Send by email Printer-friendly version Share this

Larry Dreamis Hill failed in his quest to take a bird during Kentucky's inaugural sandhill crane hunting season – but says it wasn't for lack of effort.

"These birds were extremely challenging and seemed to change their patterns a little every day. I really enjoyed the challenge and look forward to future seasons of pursuing this bird. I remember when the first sandhill cranes showed up in Cecilia (in Hardin County) years ago – now I have the opportunity to hunt them. It's very exciting," said Hill, Cecilia's retired fire chief.

Kentucky's first modern hunting season for sandhill cranes came to a close Sunday, Jan. 15. The month-long season marked the first time in nearly 100 years that Kentucky sportsmen and sportswomen had the opportunity to hunt sandhill cranes in the Commonwealth. By closing day, hunters had harvested 50 birds. Kentucky had allowed for a maximum harvest of 400 sandhill cranes.

"The harvest number was not surprising to us because Kentucky does not have a tradition of sandhill crane hunting," said Rocky Pritchert, Migratory Bird Program coordinator for the Kentucky Department of Fish and Wildlife Resources. "These are extremely wary birds and are a challenge to hunt. Sandhill cranes are hunted in a fashion similar to geese, using decoys in fields. Sandhill cranes are hunted for their meat. They are generally regarded as the finest table fare among migratory birds."

Kentucky was the first state to allow sandhill crane hunting on the Eastern Population of sandhill cranes. The Mid-Continent Population of sandhill cranes has been hunted for more than 50 years in the United States.
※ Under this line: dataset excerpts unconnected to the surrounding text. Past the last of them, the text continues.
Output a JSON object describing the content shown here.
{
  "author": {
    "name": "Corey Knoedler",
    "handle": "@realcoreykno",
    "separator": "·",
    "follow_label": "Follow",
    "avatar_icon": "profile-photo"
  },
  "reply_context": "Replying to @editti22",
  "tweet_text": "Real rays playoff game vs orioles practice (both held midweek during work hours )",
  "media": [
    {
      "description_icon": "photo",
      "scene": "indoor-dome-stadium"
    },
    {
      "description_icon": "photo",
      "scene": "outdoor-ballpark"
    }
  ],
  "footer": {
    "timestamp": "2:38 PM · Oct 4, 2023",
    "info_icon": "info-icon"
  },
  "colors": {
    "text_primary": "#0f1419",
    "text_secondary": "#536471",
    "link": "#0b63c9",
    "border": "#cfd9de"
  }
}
Last fall, a survey coordinated by the U.S. Fish and Wildlife Service counted a minimum of 72,000 sandhill cranes in the Eastern Population. "This population has experienced significant growth over the last decade and has reached a point where we can allow a limited harvest without impacting the population," said Pritchert. "As a biologist it is my responsibility to ensure harvest does not negatively impact the population and this season will not harm the Eastern Population of sandhill cranes."

This season, most of the cranes were harvested in Hardin and Barren counties. These are traditional wintering areas for sandhill cranes in Kentucky.

Hunters had to pass an online identification course before being issued a permit. Hunters will have to complete a post-season survey as well.

"The information obtained from these surveys helps us better understand how the season went," said Pritchert. "The information obtained from this hunt will help us manage future hunts of sandhill hunts in Kentucky and other states that might potentially hunt sandhill cranes."